Tra i reclusi ci sono 12 palestinesi richiedenti asilo che sono stati spostati direttamente dal CPA, il centro di prima accoglienza, che è comunque un carcere come voi sapete, al CPT vicino.
Le condizioni abitative sono pessime nel senso che ci sono sei persone in ogni stanza. Manca l’acqua calda, i bagni sono sporchi e tutt’intorno queste tre palazzine del CPT sono circondate da un muro e poi da grate di ferro.
Tra le altre cose abbiamo rilevato che manca l’assistenza legale, nel senso che c’è solo un avvocato segnalato dai gestori, che però non risponde al telefono. Insomma è veramente un inferno, è abominevole come situazione.

D: Tra l’altro tu sei anche ricercatrice all’Università della Calabria e hai fatto recentemente una ricerca sulle condizioni dei rifugiati, dei richiedenti asilo in Calabria…
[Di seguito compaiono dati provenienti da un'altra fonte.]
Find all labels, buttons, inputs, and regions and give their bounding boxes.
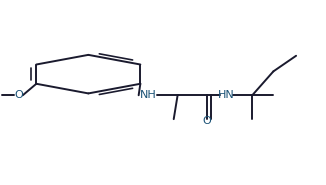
- Text: HN: HN: [218, 90, 235, 100]
- Text: O: O: [202, 116, 211, 126]
- Text: NH: NH: [140, 90, 157, 100]
- Text: O: O: [14, 90, 23, 100]
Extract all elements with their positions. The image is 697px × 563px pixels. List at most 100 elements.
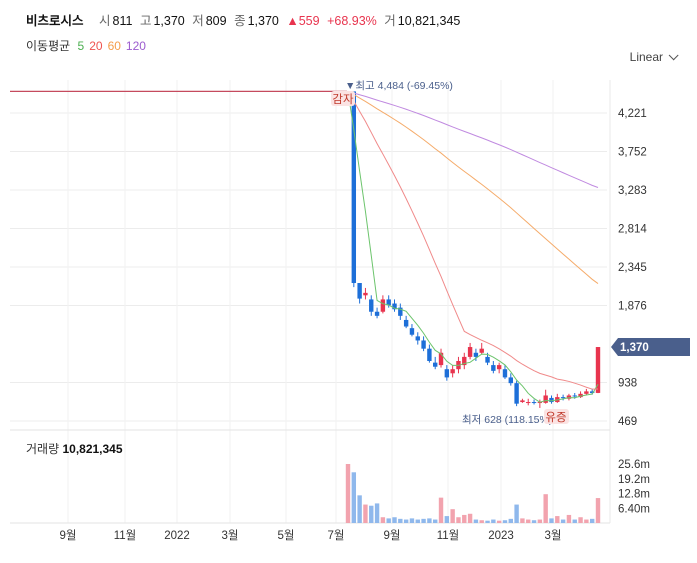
- price-tick-label: 2,814: [618, 224, 647, 236]
- candle: [526, 398, 531, 406]
- volume-bar: [450, 509, 455, 523]
- stock-header: 비츠로시스 시 811 고 1,370 저 809 종 1,370 ▲559 +68.9…: [26, 10, 460, 29]
- ma-period-60[interactable]: 60: [107, 39, 121, 53]
- high-label: 고: [139, 14, 152, 28]
- volume-bar: [398, 518, 403, 523]
- candle: [363, 287, 368, 300]
- price-tick-label: 1,876: [618, 301, 647, 313]
- candle: [514, 380, 519, 407]
- volume-bar: [526, 519, 531, 523]
- min-price-label: 최저 628 (118.15%): [462, 414, 552, 426]
- volume-bar: [514, 504, 519, 523]
- candle-body: [450, 369, 455, 374]
- candle: [584, 388, 589, 396]
- price-tick-label: 4,221: [618, 108, 647, 120]
- candle-body: [386, 299, 391, 306]
- candle-body: [369, 299, 374, 312]
- volume-bar: [363, 504, 368, 523]
- time-tick-label: 3월: [545, 529, 562, 542]
- scale-mode-label: Linear: [629, 50, 663, 64]
- candle-body: [496, 365, 502, 370]
- event-tag-label: 감자: [332, 93, 354, 106]
- volume-tick-label: 12.8m: [618, 489, 650, 501]
- candle-body: [403, 319, 409, 327]
- volume-bar: [403, 519, 409, 523]
- volume-bar: [467, 513, 473, 523]
- candle: [450, 365, 455, 378]
- volume-bar: [386, 518, 391, 523]
- moving-average-label: 이동평균: [26, 39, 71, 53]
- volume-bar: [409, 518, 415, 523]
- volume-tick-label: 6.40m: [618, 503, 650, 515]
- volume-bar: [485, 520, 490, 523]
- volume-bar: [456, 517, 461, 523]
- candle-body: [433, 362, 438, 367]
- candle: [433, 356, 438, 370]
- current-price-tag-bg: [611, 338, 690, 357]
- low-label: 저: [192, 14, 204, 28]
- close-label: 종: [234, 14, 246, 28]
- scale-mode-dropdown[interactable]: Linear: [629, 50, 679, 64]
- volume-bar: [531, 520, 537, 523]
- volume-bar: [374, 503, 380, 523]
- volume-bar: [421, 518, 426, 523]
- event-tag-bg: [331, 91, 355, 106]
- candle-body: [485, 356, 490, 363]
- candle-body: [415, 336, 420, 341]
- time-tick-label: 11월: [114, 529, 137, 542]
- volume-tick-label: 25.6m: [618, 459, 650, 471]
- volume-bar: [380, 517, 386, 523]
- candle-body: [444, 369, 450, 378]
- candle: [374, 307, 380, 319]
- volume-bar: [549, 518, 554, 523]
- stock-name: 비츠로시스: [26, 14, 84, 28]
- candle-body: [508, 377, 513, 384]
- candle: [427, 344, 432, 363]
- volume-bar: [578, 517, 583, 523]
- candle-body: [467, 347, 473, 357]
- volume-bar: [589, 518, 595, 523]
- volume-bar: [473, 519, 479, 523]
- candle: [520, 398, 525, 403]
- candle: [502, 365, 508, 380]
- volume-bar: [438, 497, 444, 523]
- candle: [467, 342, 473, 360]
- price-tick-label: 469: [618, 416, 637, 428]
- volume-bar: [427, 518, 432, 523]
- candle: [560, 394, 566, 401]
- price-tick-label: 3,752: [618, 147, 647, 159]
- candle-body: [502, 369, 508, 378]
- high-value: 1,370: [153, 14, 185, 28]
- volume-bar: [555, 516, 560, 523]
- candle: [351, 91, 357, 288]
- volume-bar: [345, 464, 351, 523]
- open-label: 시: [99, 14, 111, 28]
- volume-bar: [479, 520, 484, 523]
- time-tick-label: 9월: [60, 529, 77, 542]
- candle: [496, 362, 502, 374]
- volume-bar: [496, 520, 502, 523]
- volume-bar: [444, 516, 450, 523]
- ma20-line: [347, 91, 599, 390]
- ma-period-120[interactable]: 120: [125, 39, 146, 53]
- ma-period-20[interactable]: 20: [89, 39, 103, 53]
- candle-body: [572, 395, 577, 397]
- volume-bar: [369, 505, 374, 523]
- candle: [386, 295, 391, 308]
- candle: [491, 360, 496, 374]
- candle-body: [409, 328, 415, 335]
- price-tick-label: 3,283: [618, 185, 647, 197]
- open-value: 811: [112, 14, 133, 28]
- candle: [357, 283, 362, 304]
- candle-body: [398, 307, 403, 316]
- candle-body: [578, 393, 583, 398]
- candle-body: [438, 352, 444, 366]
- candle-body: [560, 397, 566, 399]
- candle-body: [520, 400, 525, 403]
- max-price-label: ▼최고 4,484 (-69.45%): [345, 80, 453, 92]
- ma-period-5[interactable]: 5: [77, 39, 85, 53]
- volume-bar: [572, 519, 577, 523]
- volume-bar: [543, 494, 548, 523]
- candle-body: [392, 303, 397, 310]
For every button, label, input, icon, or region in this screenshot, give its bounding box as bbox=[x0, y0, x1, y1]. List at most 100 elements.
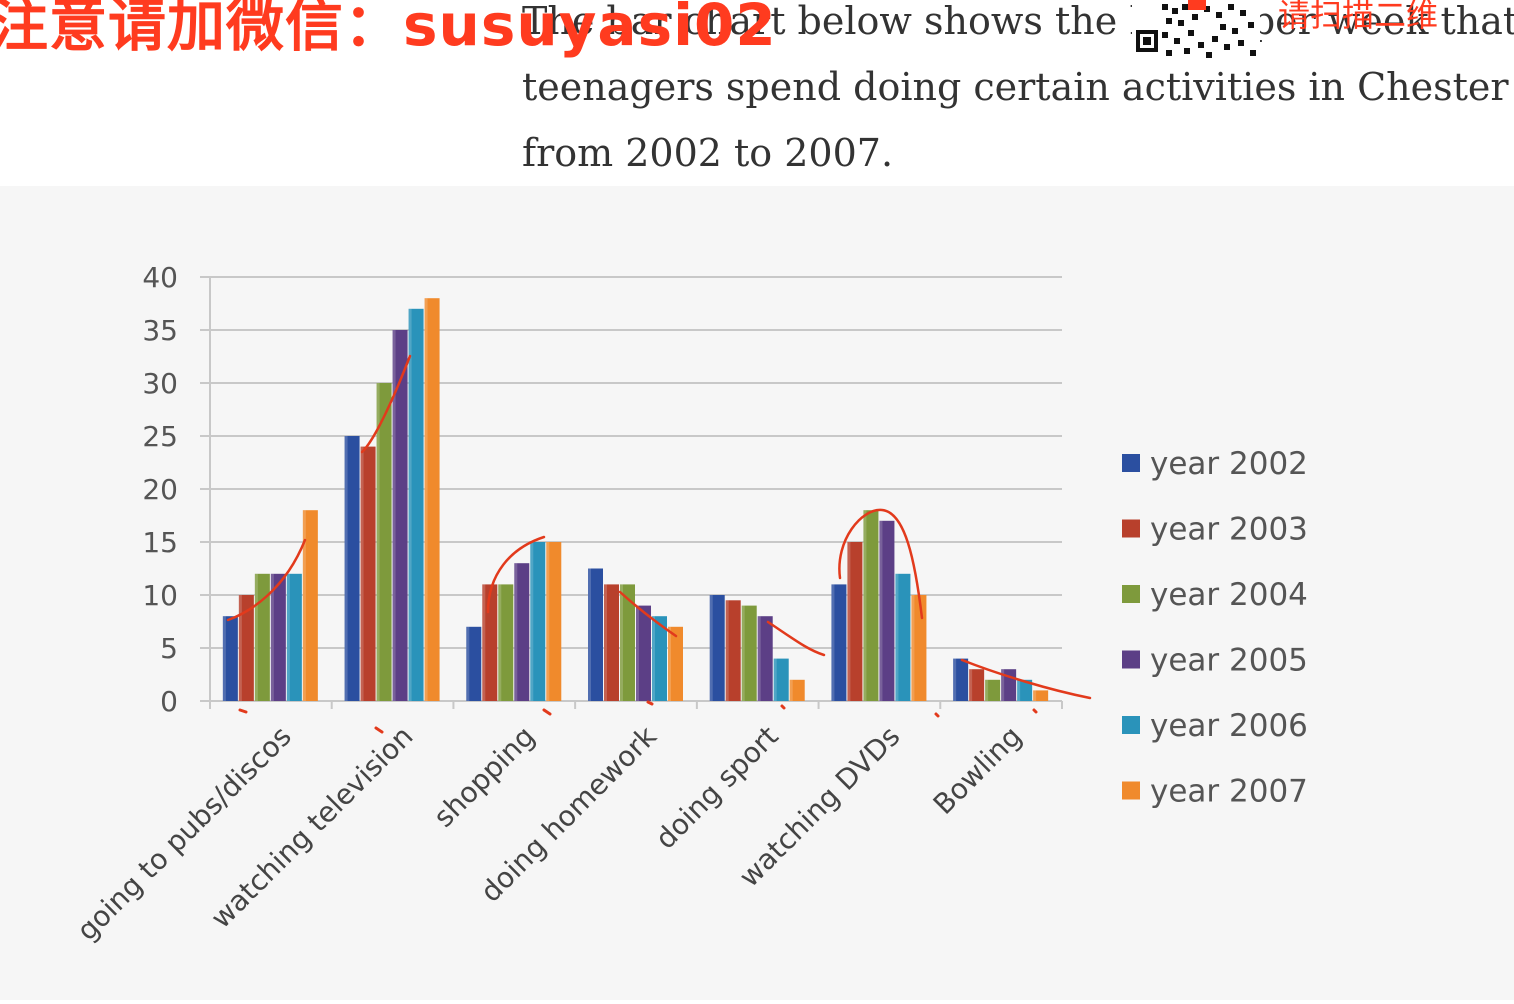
annotation-tick bbox=[238, 708, 248, 714]
bar-highlight bbox=[985, 679, 989, 701]
y-tick-label: 40 bbox=[142, 261, 178, 294]
bar-highlight bbox=[668, 626, 671, 701]
bar-highlight bbox=[392, 330, 396, 701]
bar bbox=[879, 520, 895, 701]
annotation-tick bbox=[374, 726, 384, 734]
bar bbox=[863, 510, 879, 701]
bar-highlight bbox=[741, 605, 745, 701]
bar bbox=[636, 605, 651, 701]
y-tick-label: 15 bbox=[142, 526, 178, 559]
bar bbox=[344, 436, 360, 701]
annotation-tick bbox=[646, 700, 654, 706]
bar-highlight bbox=[514, 563, 518, 701]
legend-label: year 2005 bbox=[1150, 643, 1308, 679]
legend-swatch bbox=[1122, 781, 1140, 800]
bar bbox=[741, 605, 757, 701]
annotation-stroke bbox=[618, 590, 678, 638]
bar bbox=[222, 616, 238, 701]
annotation-stroke bbox=[360, 354, 412, 454]
bar bbox=[424, 298, 440, 701]
bar bbox=[498, 584, 514, 701]
bar bbox=[588, 568, 603, 701]
bar-highlight bbox=[270, 573, 274, 701]
annotation-tick bbox=[1032, 708, 1038, 714]
qr-code-image bbox=[1132, 0, 1260, 62]
y-tick-label: 10 bbox=[142, 579, 178, 612]
bar bbox=[238, 595, 254, 701]
bar bbox=[482, 584, 498, 701]
bar bbox=[911, 595, 927, 701]
bar-highlight bbox=[789, 679, 793, 701]
bar-highlight bbox=[344, 436, 348, 701]
annotation-stroke bbox=[838, 508, 924, 620]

R: Abbiamo condotto una ricerca su tre regioni. Abbiamo monitorato la Calabria, la Puglia e la Sicilia in relazione ai CPT, ai centri di prima accoglienza e all’inserimento lavorativo. Su tutti i fronti, in base ai dati che abbiamo raccolto, le cose vanno malissimo.
Questi CPT costano molti soldi, vi vengono rinchiuse delle persone che non hanno commesso reati o che hanno già scontato la loro pena in carcere poi trasferiti nei CPT , ci sono donne incinte in quasi tutti i CPT che abbiamo visitato. Le condizioni abitative sono indecenti. Manca tutto, tutti quei diritti che dovrebbero essere garantiti ai migranti in realtà non vengono assicurati per niente.

D: Voi avete potuto monitorare anche le condizioni nel CPT di Lamezia Terme?

R: Ti posso dire che alla luce delle visite che abbiamo fatto le cose stanno anche peggio rispetto al rapporto di Medici Senza Frontiere. C’è un sistema di video sorveglianza che controlla stanza per stanza, luogo per luogo, le condizioni igienico-sanitarie sono pessime. Anche il rapporto dei gestori con i reclusi è pessimo. Mancano traduttori, motivo per cui ci sono tre cinesi che non parlano nessuna lingua se non appunto la loro, che non possono comunicare con i gestori perché non c’è un traduttore di cinese, così come manca un traduttore di russo e di sloveno. L’unico traduttore che abbiamo incontrato è un traduttore arabo.